A male solo started off the work in silence. It shuttled between formal dance movement, sudden drops with released flings of the arms and club style boogie; sensual, animalistic and jarring all at once. It set the tone for what was to come.
Soon the stage started filling up with dancers and the music – deep bass sounds, random beats and what sounded like metal scrapping against each other – became louder. Collectively the large group of fourteen dancers shifted the space furiously with power packed movements originating from the torso. Curves of the spine and strong abdominal contractions coupled with deep lunges and flailing arms energised the bare space. Costumes combined parts of t-shirts attached to corsets further emphasising the torso. In between movements, gestures that bordered on the lewd and rude such as sticking out the tongue at the audience or the whole group gathering and performing violent hip thrusts in fervent fashion seemed to want to illicit a reaction from the audience. But as soon as these dancers had built the energy to fever pitch, they would disperse and re-group in another space to perform another set of movements.

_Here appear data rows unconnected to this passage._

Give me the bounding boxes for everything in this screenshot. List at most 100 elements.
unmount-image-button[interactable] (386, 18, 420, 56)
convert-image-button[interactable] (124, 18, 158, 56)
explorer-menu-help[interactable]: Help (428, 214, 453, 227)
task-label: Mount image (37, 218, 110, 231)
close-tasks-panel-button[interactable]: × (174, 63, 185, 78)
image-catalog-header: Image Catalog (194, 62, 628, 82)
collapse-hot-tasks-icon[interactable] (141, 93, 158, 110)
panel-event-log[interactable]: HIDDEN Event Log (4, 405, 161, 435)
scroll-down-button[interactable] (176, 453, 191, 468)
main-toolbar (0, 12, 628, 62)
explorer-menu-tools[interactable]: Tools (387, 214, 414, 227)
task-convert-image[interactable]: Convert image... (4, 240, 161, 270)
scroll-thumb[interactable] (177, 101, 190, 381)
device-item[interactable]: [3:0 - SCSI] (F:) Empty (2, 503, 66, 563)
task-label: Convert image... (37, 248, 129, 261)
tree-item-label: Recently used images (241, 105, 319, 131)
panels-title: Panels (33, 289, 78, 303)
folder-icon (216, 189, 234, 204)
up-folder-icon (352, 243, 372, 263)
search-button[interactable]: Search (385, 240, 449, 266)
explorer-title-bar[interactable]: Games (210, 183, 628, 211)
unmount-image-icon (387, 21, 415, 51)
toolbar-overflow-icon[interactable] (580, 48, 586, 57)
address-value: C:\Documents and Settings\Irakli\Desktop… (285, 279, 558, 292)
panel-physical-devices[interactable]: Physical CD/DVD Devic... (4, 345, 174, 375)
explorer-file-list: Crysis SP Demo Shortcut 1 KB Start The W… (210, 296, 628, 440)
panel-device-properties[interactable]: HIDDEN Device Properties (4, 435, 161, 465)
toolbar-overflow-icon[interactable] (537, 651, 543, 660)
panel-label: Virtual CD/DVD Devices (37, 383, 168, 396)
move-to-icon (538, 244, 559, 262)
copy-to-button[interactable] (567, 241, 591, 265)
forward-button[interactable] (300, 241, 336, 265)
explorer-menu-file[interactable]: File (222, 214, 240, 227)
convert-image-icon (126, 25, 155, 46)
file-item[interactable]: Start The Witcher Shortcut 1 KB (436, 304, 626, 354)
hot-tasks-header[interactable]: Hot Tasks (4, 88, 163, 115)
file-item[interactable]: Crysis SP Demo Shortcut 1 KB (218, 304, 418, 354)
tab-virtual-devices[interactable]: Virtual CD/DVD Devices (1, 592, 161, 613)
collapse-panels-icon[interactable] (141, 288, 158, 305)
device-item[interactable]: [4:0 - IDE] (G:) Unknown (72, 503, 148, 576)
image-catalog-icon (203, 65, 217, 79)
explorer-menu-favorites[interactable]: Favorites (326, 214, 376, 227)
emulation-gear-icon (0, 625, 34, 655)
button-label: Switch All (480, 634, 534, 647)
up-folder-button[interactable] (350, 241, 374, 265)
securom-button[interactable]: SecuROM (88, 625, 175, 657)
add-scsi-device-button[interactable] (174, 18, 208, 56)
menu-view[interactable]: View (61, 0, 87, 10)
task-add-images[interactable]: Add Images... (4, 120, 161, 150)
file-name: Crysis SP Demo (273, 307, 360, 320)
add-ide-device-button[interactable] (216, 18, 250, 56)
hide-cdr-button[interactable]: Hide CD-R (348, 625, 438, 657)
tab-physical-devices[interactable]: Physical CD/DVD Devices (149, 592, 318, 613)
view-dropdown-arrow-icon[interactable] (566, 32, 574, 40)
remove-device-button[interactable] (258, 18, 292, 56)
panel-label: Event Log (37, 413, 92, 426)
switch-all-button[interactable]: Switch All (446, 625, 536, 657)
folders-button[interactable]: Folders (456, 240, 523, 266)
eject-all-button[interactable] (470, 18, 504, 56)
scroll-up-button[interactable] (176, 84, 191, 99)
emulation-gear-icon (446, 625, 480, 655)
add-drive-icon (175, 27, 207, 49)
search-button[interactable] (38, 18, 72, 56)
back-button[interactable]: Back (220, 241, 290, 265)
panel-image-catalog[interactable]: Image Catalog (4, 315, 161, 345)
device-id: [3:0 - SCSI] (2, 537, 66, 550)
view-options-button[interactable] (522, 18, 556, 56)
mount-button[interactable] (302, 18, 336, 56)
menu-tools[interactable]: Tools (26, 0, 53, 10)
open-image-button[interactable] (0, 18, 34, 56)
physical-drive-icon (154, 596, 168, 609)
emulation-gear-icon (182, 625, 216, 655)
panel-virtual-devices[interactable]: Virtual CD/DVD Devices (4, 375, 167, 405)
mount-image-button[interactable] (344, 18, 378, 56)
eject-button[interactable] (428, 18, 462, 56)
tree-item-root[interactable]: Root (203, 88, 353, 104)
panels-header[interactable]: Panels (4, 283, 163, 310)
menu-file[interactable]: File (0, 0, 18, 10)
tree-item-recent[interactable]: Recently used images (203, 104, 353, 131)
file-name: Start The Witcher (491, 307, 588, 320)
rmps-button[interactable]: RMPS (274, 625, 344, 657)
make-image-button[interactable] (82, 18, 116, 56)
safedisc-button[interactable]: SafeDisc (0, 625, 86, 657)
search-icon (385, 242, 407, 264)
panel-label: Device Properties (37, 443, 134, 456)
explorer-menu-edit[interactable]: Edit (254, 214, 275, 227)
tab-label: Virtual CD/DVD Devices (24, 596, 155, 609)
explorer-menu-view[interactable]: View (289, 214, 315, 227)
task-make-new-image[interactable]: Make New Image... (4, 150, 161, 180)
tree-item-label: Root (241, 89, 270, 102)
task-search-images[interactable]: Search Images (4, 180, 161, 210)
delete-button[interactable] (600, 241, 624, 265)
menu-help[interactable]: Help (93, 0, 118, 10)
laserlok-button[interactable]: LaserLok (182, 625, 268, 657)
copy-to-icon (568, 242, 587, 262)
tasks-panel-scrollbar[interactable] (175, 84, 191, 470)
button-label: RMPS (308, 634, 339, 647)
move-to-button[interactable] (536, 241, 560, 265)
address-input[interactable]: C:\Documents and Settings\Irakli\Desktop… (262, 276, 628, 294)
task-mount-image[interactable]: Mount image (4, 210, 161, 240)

And so the entire dance played out as such, this method of constant re-grouping and dispersal an obvious influence from choreographer Dam’s days as a dancer in the Merce Cunningham Company. Situations and scenarios deliberately chose not to build themselves to a state where things were obviously laid bare for the audience to decipher preferring to disintegrate as soon as they had gathered just enough steam. Dam’s strength was definitely spatial patterning and ordering as he effortlessly combined and juxtaposed different movement phrases on various parts of the stage creating a visual cacophony that seemed chaotic but had an underlying order.
If one was expecting a climax and resolution one would have been sorely disappointed for the entire dance opted for a presentation style that jumped from one fleeting moment to the next, much like the way we jump from one app to another instantaneously on our smart phones. The energy on stage surged and pulsed, never freezing or stagnating, never reaching any obvious high points.
As a consequence of this, I was forced to concentrate quite hard on the happenings and was thus drawn close to the dancers. Very soon I realised I was not trying to understand why they stuck their tongues out at me or whether I should equate the hip thrusts to a lewd sexual innuendo, I had become attracted solely to the energy and dynamics these movements created; the dance had become an intimate investigation of bodily movement and function.
The dancers of the Hong Kong Academy for Performing Arts gave it their all though their dancing had a slight rawness and lacked that sort of mature finesse demanded of professional dancers. Still, one must remember that the academy is ultimately a professional training school and thus their efforts were very laudable.
Of special mention was male dancer Huen Tin Yeung (he was the male dancer who opened the show with the solo). He shone throughout the work, confronting confidently (without being too eager) when required, then relaxing effortlessly into more private, voyeuristic realms in between well executed steps.
Also eye catching was Sun Gongwei whose solid Chinese Dance background provided him with the basis to move clearly and powerfully though some spinal subtleties were lost when he exerted too much force during movement execution.
[Black Square] was not a work that illicited emotional ‘oohs’ and ‘aahs’, in fact I do not think it intended to. It was not one that attempted to sweep me off my feet. This work ended up feeling intimate and quiet, its intentions slipping fluidly between referencing fragments of daily situations and a logical analysis of the body and its physical possibilities. It was full blooded in its energy no doubt, yet it managed to stay restrained and calmly detached.